Un danseur javanais assis dans un fauteuil de teck ouvragé pivotant sur un socle de calcaire callipyge tire à lui un jeune Américain – cheveux roux, yeux verts brillants – et le plante sur son sexe avec des gestes rituels. Le Yankee empalé reste immobile tandis que le danseur se démène en girations hélicoïdales qui animent le fauteuil d’un bercement fluide. « Hiiiiiiiii ! » piaille le rouquin en éjaculant sur le torse maigre et bronzé de son vis-à-vis. Une longue goutte atterrit à la commissure des lèvres du Javanais et l’autre la lui pousse dans la bouche du bout du doigt en riant : « Vieux, ça c’est de la succion ou je n’y connais rien ! »

Deux Mauresques aux gueules bestiales viennent d’arracher sa culotte à un petit Français tout blond. Elles le fouillent tour à tour avec des queues de caoutchouc rouge. Le gosse grogne, mordille et s’effondre en larmes au moment où son petit bras bande et crache.

Le visage de Hassan enfle et se congestionne, ses lèvres deviennent violettes. Il ôte son costume tissé en billets de banque et le lance dans un coffre-fort dont la porte se referme sans bruit.

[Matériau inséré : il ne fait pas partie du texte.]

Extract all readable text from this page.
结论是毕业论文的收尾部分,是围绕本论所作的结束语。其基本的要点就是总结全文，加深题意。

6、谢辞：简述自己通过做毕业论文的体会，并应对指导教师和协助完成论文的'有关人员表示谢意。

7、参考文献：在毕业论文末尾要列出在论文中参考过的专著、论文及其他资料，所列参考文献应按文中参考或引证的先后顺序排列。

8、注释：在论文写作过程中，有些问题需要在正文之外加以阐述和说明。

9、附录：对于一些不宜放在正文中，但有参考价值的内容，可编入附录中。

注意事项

— C’est le salon de la Liberté, les amis ! crie-t-il en singeant l’accent du Texas.

Sombrero en tête et bottes aux pieds, il se met à danser la Gigue Liquéfiante, qu’il termine en cancan grotesque sur un air 1900.

— Allez-y ! braille-t-il. Tous les trous sont permis !

Des couples harnachés d’ailes artificielles de style baroque copulent en plein ciel en poussant des jacassements de pies.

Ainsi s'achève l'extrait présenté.